In response, Morrison agreed that ape societies aren’t comparable to humans at the highest social tiers — but she and her team maintain that their discovery shows that multi-tiered social groups existed before humans became uniquely human:
Given the likely presence of HSM in both humans and gorillas, and its relatively rare occurrence across mammalian species, our results suggest it is more parsimonious to assume that HSM evolved in a common ancestor of gorillas and humans and was lost in chimpanzees, rather than evolving independently in both lineages.
And while evolving social capabilities have long been seen as a driver of social complexity, the team offers a possible alternative mechanism: collaborative foraging. Going to the swamps and seeking out the same food likely led to the formation and maintenance of communicative relationships between gorillas. Ultimately, they theorize, the cooperation and collective memory it takes to forage successfully led to the relationships they saw in the wild.
It also stands to reason that the gorillas like to be around these other gorillas when meeting up for some grub.
“Wouldn’t you rather go hang out at the bar or the park down the street when you know a lot of your acquaintances are going to be around, than when a bunch of strangers are?” asks Rosenbaum. “They probably would too! [The study] has interesting implications for the way we think about gorillas’ social lives, and for understanding how social dynamics work on different scales.”

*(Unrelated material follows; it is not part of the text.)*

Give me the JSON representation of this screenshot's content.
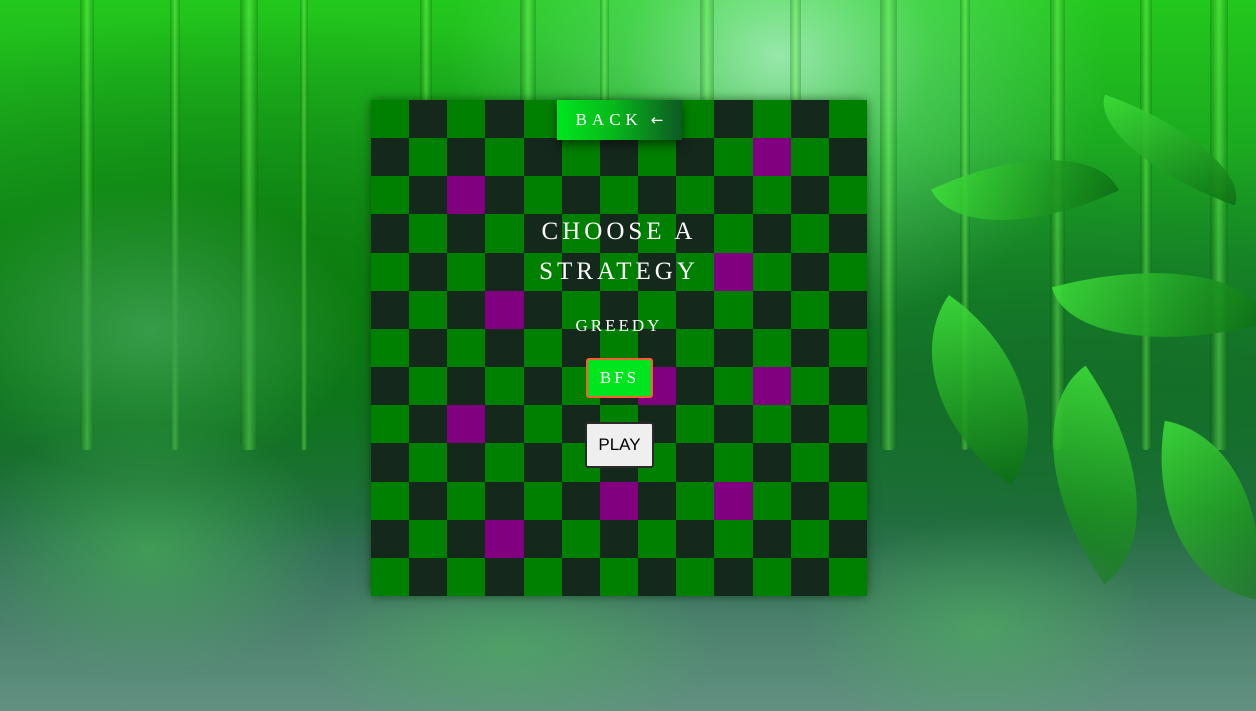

Modern human societies show hierarchical social modularity (HSM) in which lower-order social units like nuclear families are nested inside increasingly larger units. It has been argued that this HSM evolved independently and after the chimpanzee–human split due to greater recognition of, and bonding between, dispersed kin. We used network modularity analysis and hierarchical clustering to quantify community structure within two western lowland gorilla populations. In both communities, we detected two hierarchically nested tiers of social structure which have not been previously quantified. Both tiers map closely to human social tiers. Genetic data from one population suggested that, as in humans, social unit membership was kin structured. The sizes of gorilla social units also showed the kind of consistent scaling ratio between social tiers observed in humans, baboons, toothed whales, and elephants. These results indicate that the hierarchical social organization observed in humans may have evolved far earlier than previously asserted and may not be a product of the social brain evolution unique to the hominin lineage.